El fracaso de la planificación en América Latina, del que mucho se ha hablado, tiene como causa los factores antes citados. Pero también se debió al hecho de que el tipo de planificación implementada era de carácter indicativo. Es decir, sólo pretendía mencionar ciertos lineamientos directrices a los agentes económicos. Al no tener un carácter coercitivo prácticamente quedó subordinada a la dinámica de los procesos sociales. Con ello perdió la posibilidad de convertirse en agente de desarrollo. Ello se entiende en la medida en que el plan debía convivir con las estructuras del mercado y no suplantarlos. A diferencia de las economías socialistas donde se practicaba una planificación central e imperativa y en las que, por tal razón, el plan sustituye al mercado y es capaz de subordinar los procesos sociales.

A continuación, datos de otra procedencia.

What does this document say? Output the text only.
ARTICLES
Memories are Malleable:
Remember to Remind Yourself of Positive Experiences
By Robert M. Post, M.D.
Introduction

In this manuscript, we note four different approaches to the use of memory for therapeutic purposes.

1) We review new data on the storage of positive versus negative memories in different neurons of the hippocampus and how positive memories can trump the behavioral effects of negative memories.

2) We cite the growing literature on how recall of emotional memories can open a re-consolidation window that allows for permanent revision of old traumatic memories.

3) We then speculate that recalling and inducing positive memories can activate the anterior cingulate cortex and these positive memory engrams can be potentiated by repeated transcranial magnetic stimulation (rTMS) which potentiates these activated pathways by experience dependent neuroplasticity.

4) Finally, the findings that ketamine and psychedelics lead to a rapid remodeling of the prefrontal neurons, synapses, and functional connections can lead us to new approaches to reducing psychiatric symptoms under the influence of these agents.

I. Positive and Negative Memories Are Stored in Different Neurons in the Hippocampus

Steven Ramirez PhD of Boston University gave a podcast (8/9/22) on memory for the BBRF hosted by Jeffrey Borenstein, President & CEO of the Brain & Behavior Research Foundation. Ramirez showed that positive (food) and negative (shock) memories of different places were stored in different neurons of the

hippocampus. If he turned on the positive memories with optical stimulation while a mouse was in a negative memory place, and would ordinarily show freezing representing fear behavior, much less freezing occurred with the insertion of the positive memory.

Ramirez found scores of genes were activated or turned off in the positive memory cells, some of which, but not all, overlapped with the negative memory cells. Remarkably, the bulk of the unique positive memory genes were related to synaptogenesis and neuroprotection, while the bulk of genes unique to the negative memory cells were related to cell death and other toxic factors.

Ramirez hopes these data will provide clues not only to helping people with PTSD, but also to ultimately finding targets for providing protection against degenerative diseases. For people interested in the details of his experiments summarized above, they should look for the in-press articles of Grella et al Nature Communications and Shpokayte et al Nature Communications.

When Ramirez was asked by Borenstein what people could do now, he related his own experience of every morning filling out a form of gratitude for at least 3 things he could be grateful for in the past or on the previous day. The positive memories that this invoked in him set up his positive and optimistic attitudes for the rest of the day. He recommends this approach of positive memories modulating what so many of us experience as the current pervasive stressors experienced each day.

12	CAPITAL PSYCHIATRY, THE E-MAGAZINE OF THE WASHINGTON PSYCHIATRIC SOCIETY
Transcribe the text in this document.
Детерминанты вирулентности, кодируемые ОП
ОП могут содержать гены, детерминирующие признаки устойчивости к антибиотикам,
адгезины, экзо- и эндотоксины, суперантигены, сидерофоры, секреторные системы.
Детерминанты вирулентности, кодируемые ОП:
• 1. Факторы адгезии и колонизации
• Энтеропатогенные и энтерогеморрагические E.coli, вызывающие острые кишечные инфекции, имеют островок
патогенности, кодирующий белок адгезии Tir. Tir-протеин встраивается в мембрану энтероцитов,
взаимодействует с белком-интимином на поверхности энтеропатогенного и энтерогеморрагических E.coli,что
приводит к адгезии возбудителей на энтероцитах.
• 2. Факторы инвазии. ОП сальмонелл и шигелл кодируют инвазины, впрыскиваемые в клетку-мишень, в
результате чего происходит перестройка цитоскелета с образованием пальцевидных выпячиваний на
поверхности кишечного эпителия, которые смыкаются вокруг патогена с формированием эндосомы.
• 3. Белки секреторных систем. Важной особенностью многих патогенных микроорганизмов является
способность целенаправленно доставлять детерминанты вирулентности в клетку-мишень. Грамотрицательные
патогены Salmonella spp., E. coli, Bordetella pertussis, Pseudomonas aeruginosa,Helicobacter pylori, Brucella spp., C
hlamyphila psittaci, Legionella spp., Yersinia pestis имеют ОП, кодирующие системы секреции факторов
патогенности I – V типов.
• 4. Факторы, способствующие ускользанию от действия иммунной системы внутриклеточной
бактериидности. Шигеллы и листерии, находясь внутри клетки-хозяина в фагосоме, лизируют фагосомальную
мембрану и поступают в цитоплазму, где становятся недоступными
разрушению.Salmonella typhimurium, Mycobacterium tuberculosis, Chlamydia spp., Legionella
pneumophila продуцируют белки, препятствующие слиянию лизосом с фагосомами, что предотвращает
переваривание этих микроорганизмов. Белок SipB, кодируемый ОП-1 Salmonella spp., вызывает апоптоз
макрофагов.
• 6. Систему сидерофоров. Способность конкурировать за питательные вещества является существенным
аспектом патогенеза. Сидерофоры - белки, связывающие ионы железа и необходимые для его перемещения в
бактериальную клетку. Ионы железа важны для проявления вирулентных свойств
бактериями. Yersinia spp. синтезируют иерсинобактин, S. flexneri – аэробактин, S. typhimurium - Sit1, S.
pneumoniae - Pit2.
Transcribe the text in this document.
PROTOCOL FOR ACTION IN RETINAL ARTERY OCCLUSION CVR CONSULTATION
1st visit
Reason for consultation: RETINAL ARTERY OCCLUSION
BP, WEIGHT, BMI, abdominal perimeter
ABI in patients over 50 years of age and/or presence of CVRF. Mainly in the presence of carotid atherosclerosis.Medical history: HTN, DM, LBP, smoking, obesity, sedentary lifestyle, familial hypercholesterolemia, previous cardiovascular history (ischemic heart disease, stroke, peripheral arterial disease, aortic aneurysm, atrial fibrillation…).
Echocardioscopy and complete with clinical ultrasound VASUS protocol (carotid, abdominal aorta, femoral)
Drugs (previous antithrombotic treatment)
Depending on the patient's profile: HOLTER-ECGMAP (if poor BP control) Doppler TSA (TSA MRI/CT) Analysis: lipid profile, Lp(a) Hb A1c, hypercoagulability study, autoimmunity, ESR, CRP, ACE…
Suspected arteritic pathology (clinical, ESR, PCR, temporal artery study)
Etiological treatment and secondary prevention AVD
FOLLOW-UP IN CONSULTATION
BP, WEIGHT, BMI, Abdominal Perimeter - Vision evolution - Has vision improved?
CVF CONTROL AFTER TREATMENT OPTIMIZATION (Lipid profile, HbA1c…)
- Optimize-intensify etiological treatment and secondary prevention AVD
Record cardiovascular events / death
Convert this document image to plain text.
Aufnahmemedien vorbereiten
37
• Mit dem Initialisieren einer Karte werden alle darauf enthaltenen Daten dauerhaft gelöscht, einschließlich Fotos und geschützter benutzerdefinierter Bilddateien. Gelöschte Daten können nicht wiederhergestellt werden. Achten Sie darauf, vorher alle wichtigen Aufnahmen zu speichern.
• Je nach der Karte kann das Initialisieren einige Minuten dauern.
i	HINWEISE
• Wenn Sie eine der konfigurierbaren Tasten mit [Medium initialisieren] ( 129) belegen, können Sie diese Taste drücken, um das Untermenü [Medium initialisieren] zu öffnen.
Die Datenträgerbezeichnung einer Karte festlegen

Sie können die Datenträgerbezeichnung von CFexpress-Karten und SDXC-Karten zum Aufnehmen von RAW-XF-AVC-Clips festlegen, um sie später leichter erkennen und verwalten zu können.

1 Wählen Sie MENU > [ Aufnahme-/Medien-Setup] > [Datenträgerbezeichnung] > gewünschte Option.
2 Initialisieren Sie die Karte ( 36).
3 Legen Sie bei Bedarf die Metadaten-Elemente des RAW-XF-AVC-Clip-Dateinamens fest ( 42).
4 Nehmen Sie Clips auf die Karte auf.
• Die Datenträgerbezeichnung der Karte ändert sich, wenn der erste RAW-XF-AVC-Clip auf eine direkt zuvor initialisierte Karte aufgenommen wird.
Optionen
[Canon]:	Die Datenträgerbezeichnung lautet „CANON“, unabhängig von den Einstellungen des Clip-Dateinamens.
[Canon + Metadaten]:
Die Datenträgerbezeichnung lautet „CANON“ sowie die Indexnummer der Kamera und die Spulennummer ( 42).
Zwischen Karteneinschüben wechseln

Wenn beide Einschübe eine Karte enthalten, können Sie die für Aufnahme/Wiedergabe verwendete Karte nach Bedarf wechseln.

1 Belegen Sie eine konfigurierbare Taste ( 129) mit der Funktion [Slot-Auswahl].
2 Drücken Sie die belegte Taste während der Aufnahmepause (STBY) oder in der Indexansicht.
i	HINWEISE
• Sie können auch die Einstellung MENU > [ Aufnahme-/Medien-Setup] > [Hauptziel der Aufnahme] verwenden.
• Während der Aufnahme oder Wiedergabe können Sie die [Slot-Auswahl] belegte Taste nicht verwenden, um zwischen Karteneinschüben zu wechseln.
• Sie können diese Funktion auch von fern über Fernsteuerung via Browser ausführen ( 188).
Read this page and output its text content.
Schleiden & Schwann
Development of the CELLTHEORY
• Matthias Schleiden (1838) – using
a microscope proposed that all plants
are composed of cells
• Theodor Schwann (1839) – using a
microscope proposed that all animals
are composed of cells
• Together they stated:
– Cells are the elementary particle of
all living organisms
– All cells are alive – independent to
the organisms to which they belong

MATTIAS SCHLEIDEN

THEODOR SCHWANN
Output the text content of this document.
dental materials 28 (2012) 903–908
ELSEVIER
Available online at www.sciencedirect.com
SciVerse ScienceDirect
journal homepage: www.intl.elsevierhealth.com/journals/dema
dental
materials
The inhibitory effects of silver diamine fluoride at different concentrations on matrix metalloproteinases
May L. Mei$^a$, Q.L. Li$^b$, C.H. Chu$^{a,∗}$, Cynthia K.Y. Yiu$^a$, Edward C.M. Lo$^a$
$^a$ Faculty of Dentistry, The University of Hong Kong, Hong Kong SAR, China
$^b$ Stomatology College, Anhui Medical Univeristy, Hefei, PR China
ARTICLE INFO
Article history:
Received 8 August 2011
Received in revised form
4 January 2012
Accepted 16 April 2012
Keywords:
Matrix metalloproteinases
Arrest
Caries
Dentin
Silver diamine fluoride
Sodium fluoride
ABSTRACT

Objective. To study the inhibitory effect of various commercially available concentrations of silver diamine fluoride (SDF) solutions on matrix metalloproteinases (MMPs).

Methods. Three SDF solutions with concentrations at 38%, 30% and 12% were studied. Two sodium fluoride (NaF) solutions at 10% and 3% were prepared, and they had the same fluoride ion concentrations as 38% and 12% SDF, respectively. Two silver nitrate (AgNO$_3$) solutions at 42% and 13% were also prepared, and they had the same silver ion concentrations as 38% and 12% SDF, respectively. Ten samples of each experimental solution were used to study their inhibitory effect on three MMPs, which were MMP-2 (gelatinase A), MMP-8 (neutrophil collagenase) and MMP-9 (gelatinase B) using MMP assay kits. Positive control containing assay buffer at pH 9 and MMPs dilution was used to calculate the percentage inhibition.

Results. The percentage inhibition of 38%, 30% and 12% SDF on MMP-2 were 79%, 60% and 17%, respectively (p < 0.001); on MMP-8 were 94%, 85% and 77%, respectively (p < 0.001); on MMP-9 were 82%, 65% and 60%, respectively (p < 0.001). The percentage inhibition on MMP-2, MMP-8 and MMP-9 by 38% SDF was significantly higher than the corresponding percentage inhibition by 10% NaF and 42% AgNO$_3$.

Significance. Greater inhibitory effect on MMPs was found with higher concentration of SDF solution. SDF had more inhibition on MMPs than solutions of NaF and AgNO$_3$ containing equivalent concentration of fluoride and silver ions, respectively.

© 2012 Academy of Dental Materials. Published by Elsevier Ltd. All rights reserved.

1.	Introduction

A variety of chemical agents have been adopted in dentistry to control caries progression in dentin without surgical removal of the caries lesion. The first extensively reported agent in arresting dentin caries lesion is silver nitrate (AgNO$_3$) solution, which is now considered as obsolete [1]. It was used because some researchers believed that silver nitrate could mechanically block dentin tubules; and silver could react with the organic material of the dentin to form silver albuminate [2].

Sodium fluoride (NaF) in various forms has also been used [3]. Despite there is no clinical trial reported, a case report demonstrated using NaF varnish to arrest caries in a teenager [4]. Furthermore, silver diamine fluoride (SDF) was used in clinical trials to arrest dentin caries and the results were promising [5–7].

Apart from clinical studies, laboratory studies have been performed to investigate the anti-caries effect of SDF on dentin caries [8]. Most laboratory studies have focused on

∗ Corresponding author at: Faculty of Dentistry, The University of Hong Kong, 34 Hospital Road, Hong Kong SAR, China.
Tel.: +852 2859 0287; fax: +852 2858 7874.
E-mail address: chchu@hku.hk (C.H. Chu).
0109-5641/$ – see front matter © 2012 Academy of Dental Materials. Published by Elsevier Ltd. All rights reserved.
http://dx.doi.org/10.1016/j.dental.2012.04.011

Independientemente del esquema de planificación del que hablamos, podemos identificar en un plan general, los componentes esenciales de todo plan. Esta parte siempre da una visión globalizadora de la realidad en la que intenta percibir la realidad del momento y la realidad de las causas a los problemas que enfrentan los individuos. Igualmente supone un intento por establecer a la que arribaría la sociedad de implementarse tal o cual solución a los problemas. Dicha etapa se conoce como diagnóstico. Un plan implica también la existencia de objetivos y metas que se buscan obtener. Estos están generalmente asociados a cambios cuantitativos y cualitativos en el proceso de desarrollo. Por tal motivo el plan implica también el diseño de una estrategia definida que permita alcanzar tales objetivos. Y de igual manera nos habla de una acción que pueda producir lo señalado por el plan y trata de cumplirlo. Acción que define si el proceso planificador tiene plena vigencia y validez o si sólo se queda en plano teórico como pasa muchas veces en la mayoría de los países.

La planificación implica también un proceso de evaluación y control de las medidas y objetivos establecidos. Única forma en que es posible comprobar el éxito o fracaso de un plan y corregir aquellos aspectos que representan una desviación del rumbo trazado.

Vemos así, cómo la planificación constituye un elemento muy importante como mecanismo para influir sobre los procesos económicos y sociales. Y de esta manera propiciar el desarrollo.

La discusión acerca de la implementación se ha fincado más en el campo ideológico que en el campo de su implementación práctica. Ello ha conducido a plantear la disyuntiva entre planificar o no planificar. En lugar de contribuir a mejoras los mecanismos de planificación, planteando mas bien el problema de qué tanto y dónde planificar.

El problema parece insalvable, sobre todo en la medida en que crecen las divergencias ideológicas y se adoptan en la mayor parte de los países teorías y prácticas neoliberales, a favor de la libertad del mercado y en contra de toda intervención del Estado en la economía. Pero la última batalla entre quienes están a favor de la planificación y quienes no, aún está por librarse.